The role of tumor necrosis factor α (TNF-α) induced protein 8-like-2 (TIPE2) in Pseudomonas aeruginosa (PA) keratitis was explored.

TIPE2 promoted host resistance to PA infection by suppressing corneal inflammation via regulating TAK1 signaling negatively and inhibiting the infiltration of inflammatory cells.

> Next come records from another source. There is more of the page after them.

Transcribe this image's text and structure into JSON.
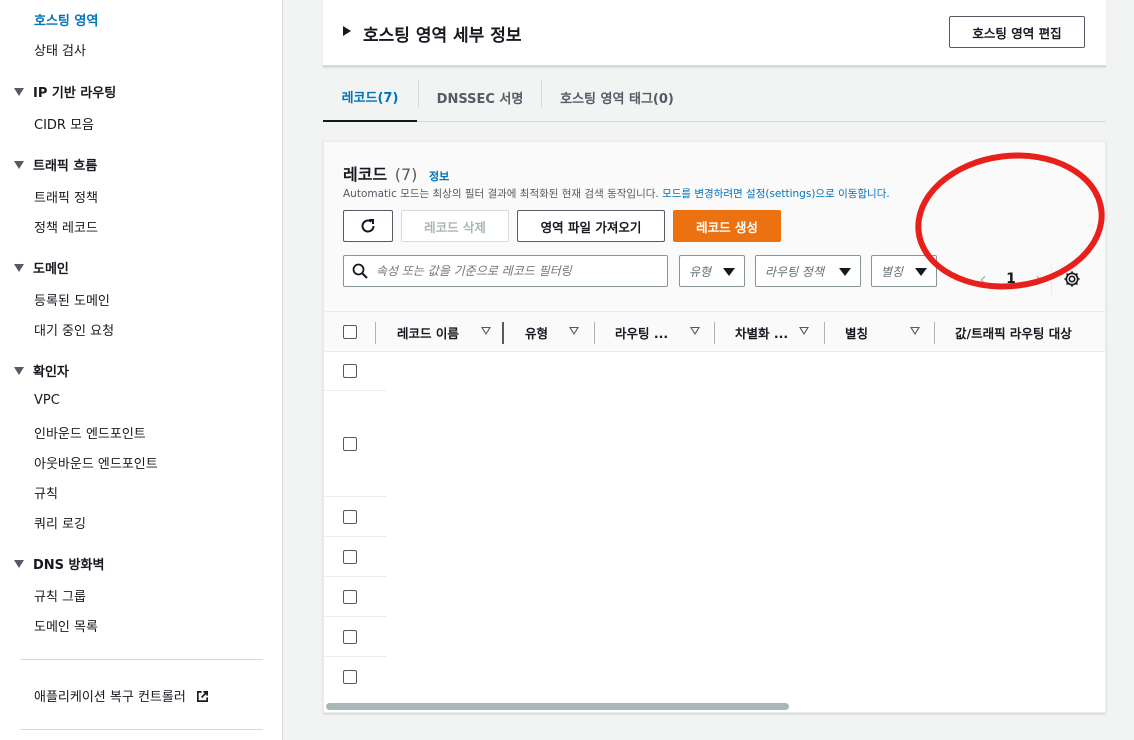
{
  "sidebar": {
    "items": [
      {
        "label": "호스팅 영역",
        "active": true
      },
      {
        "label": "상태 검사"
      },
      {
        "group": "IP 기반 라우팅"
      },
      {
        "label": "CIDR 모음"
      },
      {
        "group": "트래픽 흐름"
      },
      {
        "label": "트래픽 정책"
      },
      {
        "label": "정책 레코드"
      },
      {
        "group": "도메인"
      },
      {
        "label": "등록된 도메인"
      },
      {
        "label": "대기 중인 요청"
      },
      {
        "group": "확인자"
      },
      {
        "label": "VPC"
      },
      {
        "label": "인바운드 엔드포인트"
      },
      {
        "label": "아웃바운드 엔드포인트"
      },
      {
        "label": "규칙"
      },
      {
        "label": "쿼리 로깅"
      },
      {
        "group": "DNS 방화벽"
      },
      {
        "label": "규칙 그룹"
      },
      {
        "label": "도메인 목록"
      }
    ],
    "footer_link": "애플리케이션 복구 컨트롤러",
    "footer_icon": "external-link-icon"
  },
  "zone_panel": {
    "title": "호스팅 영역 세부 정보",
    "edit_button": "호스팅 영역 편집"
  },
  "tabs": [
    {
      "label": "레코드(7)",
      "active": true
    },
    {
      "label": "DNSSEC 서명"
    },
    {
      "label": "호스팅 영역 태그(0)"
    }
  ],
  "records": {
    "title": "레코드",
    "count": "(7)",
    "info_link": "정보",
    "description_prefix": "Automatic 모드는 최상의 필터 결과에 최적화된 현재 검색 동작입니다.",
    "description_link": "모드를 변경하려면 설정(settings)으로 이동합니다.",
    "buttons": {
      "refresh_icon": "refresh-icon",
      "delete": "레코드 삭제",
      "import": "영역 파일 가져오기",
      "create": "레코드 생성"
    },
    "search_placeholder": "속성 또는 값을 기준으로 레코드 필터링",
    "filters": {
      "type": "유형",
      "routing_policy": "라우팅 정책",
      "alias": "별칭"
    },
    "pagination": {
      "page": "1"
    },
    "columns": [
      "레코드 이름",
      "유형",
      "라우팅 ...",
      "차별화 ...",
      "별칭",
      "값/트래픽 라우팅 대상"
    ],
    "row_count": 7
  },
  "colors": {
    "accent": "#0073bb",
    "primary_button": "#ec7211",
    "annotation": "#e8201b"
  }
}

Eight-week-old TIPE2 knockout (TIPE2-/-) C57BL/6 mice and their wild-type (WT) littermates were used. Corneal disease was graded at 1, 2, and 3 days postinfection, and slit lamp, clinical score, histopathology, and immunostaining were performed in the infected corneas. The corneas were harvested, and messenger ribonucleic acid (mRNA) levels of TNF-α, interleukin-1β (IL-1β), and interleukin-6 (IL-6) were tested. Enzyme-linked immunosorbent assay (ELISA) determined the protein levels, and nuclear factor κ-light-chain-enhancer of activated B cell (NF-κB) signaling molecules were tested by Western blot. In vitro human corneal epithelial cells (HCECs) were used to determine the relationship between TIPE2 and TAK1. The HCECs were treated with TIPE2 short hairpin ribonucleic acid (shRNA) and lipopolysaccharide (LPS) to test the NF-κB signaling molecules by Western blot.

Pseudomonas aeruginosa infection induced a decreased expression of TIPE2 in mouse corneas 2 days postinfection. Compared with the control group, TIPE2-deficient mice were susceptible to infection with PA and showed increased corneal inflammation. Reduced NF-κB signaling and inflammatory cell infiltration were required in the TIPE2-mediated immune modulation. Conclusions: TIPE2 promoted host resistance to PA infection by suppressing corneal inflammation via regulating TAK1 signaling negatively and inhibiting the infiltration of inflammatory cells.